Updated

JUNEAU, Alaska -- A new strategist for Joe Miller's campaign raised the specter of voter suppression and fraud in the Alaska Senate race, but offered little proof to back up those claims Thursday.

Floyd Brown, who was behind the infamous Willie Horton ads during the 1988 presidential campaign, said a voter fraud hot line has been set up for people to call if they had been intimidated. The number asks callers to leave a "detailed message of vote fraud in your area."

He said there had been "serious allegations" of fraud and voter intimidation but offered no solid proof or names, save an affidavit from a Fairbanks poll watcher, Rocky MacDonald, who cited such things as an unsecured ballot box that left him wondering "about the integrity of our state operation of polling places."

MacDonald said the Miller campaign asked him to fill out the affidavit after he reported what he'd seen at the polling place. He said didn't really have complaint about the election judges, just the process.

"It's the whole system. It's wide open to problems," said MacDonald, who was a first-time poll watcher for the state Republican Party on Election Day.

Brown also said the campaign planned to sue for voter rolls to match them against votes counted in certain precincts. He said "unreasonably low" voter turnout for such a high-profile race suggested voter suppression.

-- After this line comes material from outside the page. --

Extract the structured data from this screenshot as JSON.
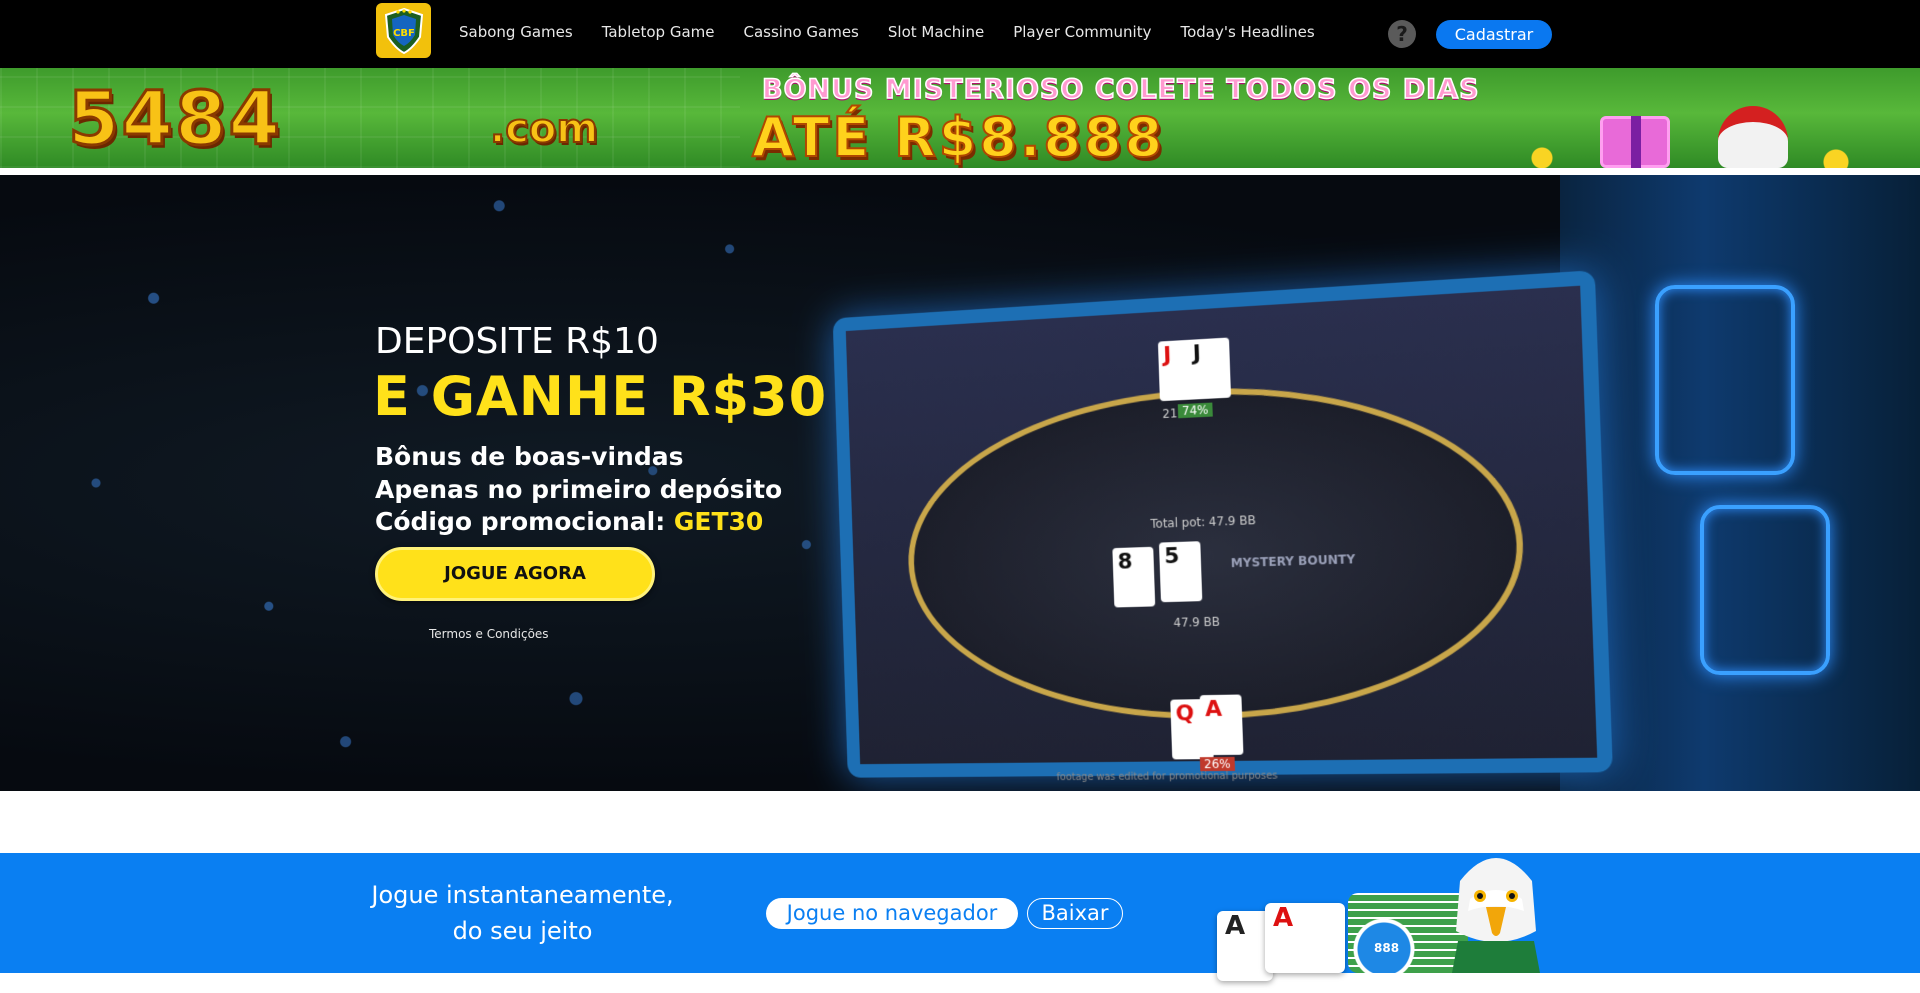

Turnout currently stands at 47 percent, with thousands of votes yet to be tallied that would boost it. The 2006 general election had a turnout of around 50 percent.

Brown referred to himself as a "volunteer strategist" who responded to a nationwide call to help Miller's campaign in the wake of last week's too-close-too-call election.

He was a founding chairman of Citizens United, the group whose lawsuit paved the way for unions and corporations to use their own money to run ads for or against candidates.

That use of corporate dollars was decried by Miller during the campaign, when he complained about a PAC formed by Alaska Native corporations that spent nearly $1.3 million to support his rival, U.S. Sen. Lisa Murkowski.

Miller spokesman Randy DeSoto said Brown, identified as a "Miller adviser" in a news release, spoke for the campaign "certainly in this event."

Write-in ballots led Miller by 10,799 votes in initial and absentee returns. Murkowski mounted a write-in campaign after losing the GOP primary to him.

Early tallying of those write-in ballots showed Murkowski undisputedly with 89 percent of that vote so far.

Murkowski believes she's on the path to winning, and her campaign manager, Kevin Sweeney, said the claims made by Miller's camp speaks to their "desperation" in the face of those numbers.